A 66-year-old man comes to the clinic due to numbness and tingling in his hands and feet that developed over the last few weeks. The patient was healthy until he was diagnosed with pulmonary tuberculosis 3 months ago. He takes only isoniazid and rifampin. Temperature is 37.1 C (98.8 F), blood pressure is 126/80 mm Hg, pulse is 90/min, and respirations are 16/min. Cardiopulmonary examination is unremarkable. Neurologic examination shows ataxia and decreased pain sensation in the distal extremities. This patient's condition is most likely due to which of the following?
Drugs commonly used to treat tuberculosis | ||
Drug | Mechanism of action | Adverse effects |
Rifampin | Inhibition of bacterial DNA-dependent RNA polymerase | Gastrointestinal effects, rash, red-orange body fluids, cytopenia |
Isoniazid | Inhibition of mycolic acid synthesis | Neurotoxicity (give vitamin B6/pyridoxine), hepatotoxicity |
Pyrazinamide | Unclear | Hepatotoxicity, hyperuricemia |
Ethambutol | Inhibition of arabinosyl transferase (?) | Optic neuropathy |
This patient with tuberculosis has developed paresthesia and ataxia consistent with isoniazid-induced peripheral neuropathy. Isoniazid is structurally similar to pyridoxine (vitamin B6), a cofactor for enzymes involved in synthesis of certain neurotransmitters. Because of this similarity, isoniazid acts as a competitive inhibitor of pyridoxine and can cause dose-related peripheral neuropathy (eg, numbness and tingling in the hands and feet). Sensory ataxia (due to loss of peripheral proprioception) and decreased pain sensation are also common features.
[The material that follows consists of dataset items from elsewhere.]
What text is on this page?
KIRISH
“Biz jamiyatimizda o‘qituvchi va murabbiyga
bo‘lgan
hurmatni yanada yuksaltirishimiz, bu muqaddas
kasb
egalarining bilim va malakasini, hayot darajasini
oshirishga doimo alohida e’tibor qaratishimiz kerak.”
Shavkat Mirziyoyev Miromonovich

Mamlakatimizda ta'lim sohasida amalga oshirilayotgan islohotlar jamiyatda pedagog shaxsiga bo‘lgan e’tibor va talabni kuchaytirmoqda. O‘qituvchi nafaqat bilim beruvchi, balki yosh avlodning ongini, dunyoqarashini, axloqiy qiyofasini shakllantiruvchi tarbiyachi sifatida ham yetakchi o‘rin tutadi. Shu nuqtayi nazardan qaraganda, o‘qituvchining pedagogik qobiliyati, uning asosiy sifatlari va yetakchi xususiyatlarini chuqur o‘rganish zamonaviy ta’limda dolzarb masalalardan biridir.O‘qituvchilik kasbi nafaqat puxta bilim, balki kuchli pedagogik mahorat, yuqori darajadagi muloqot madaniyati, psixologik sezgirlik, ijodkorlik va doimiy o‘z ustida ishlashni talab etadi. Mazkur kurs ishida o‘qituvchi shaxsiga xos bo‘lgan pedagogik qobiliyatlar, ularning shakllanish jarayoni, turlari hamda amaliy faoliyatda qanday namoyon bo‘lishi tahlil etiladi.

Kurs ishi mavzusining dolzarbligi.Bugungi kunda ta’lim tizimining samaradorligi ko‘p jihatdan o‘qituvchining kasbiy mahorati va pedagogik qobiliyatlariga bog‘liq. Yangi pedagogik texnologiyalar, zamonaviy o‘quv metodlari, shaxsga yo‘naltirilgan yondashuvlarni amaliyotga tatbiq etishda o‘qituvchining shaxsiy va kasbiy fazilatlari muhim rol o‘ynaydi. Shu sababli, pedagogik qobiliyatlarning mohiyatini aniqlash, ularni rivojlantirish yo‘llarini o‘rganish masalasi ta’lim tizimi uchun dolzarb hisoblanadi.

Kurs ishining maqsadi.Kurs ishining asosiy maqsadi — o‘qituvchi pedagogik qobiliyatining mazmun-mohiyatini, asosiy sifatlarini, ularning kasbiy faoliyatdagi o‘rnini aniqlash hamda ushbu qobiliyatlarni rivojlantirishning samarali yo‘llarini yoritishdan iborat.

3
Patients at increased risk of isoniazid-induced peripheral neuropathy include those who are elderly, are malnourished (eg, alcohol use disorder), or have liver or kidney dysfunction; management involves supplementation with pyridoxine.
(Choice A) Paresthesia is common in Guillain-Barré syndrome, an immune-mediated demyelinating disorder, but a progressive ascending paralysis would be seen. Multiple sclerosis is also an immune-mediated demyelinating disease, and ataxia can occur, but symmetric, bilateral paresthesia would not be expected. Neither condition is associated with Mycobacterium tuberculosis infection or isoniazid therapy.
(Choice B) Advanced glycation end products (eg, hemoglobin A1c) in patients with diabetes mellitus (DM) contribute to the development of peripheral nerve ischemia. This typically occurs in those with chronic (ie, >20 years), poorly controlled DM. In contrast, this otherwise healthy patient developed neuropathy within months of starting isoniazid without pyridoxine, making diabetic neuropathy far less likely.
(Choice C) Certain chemotherapeutic drugs (eg, vincristine) may directly cause peripheral neuropathy by inhibiting microtubule formation. In contrast, isoniazid is not directly toxic to neurons.
(Choice D) Infection with Mycobacterium leprae (ie, leprosy) can cause peripheral neuropathy from impaired myelin production (due to bacterial replication within infected Schwann cells); however, skin findings (eg, erythematous macules, nodules) are also characteristic but are not seen in this patient. In contrast, this patient has pulmonary tuberculosis caused by M tuberculosis, which does not affect myelin production.
Educational objective:
Isoniazid is structurally similar to pyridoxine (vitamin B6) and competes for binding sites on pyridoxine-dependent enzymes. This leads to decreased synthesis of certain neurotransmitters, which may result in peripheral neuropathy. Management involves pyridoxine supplementation.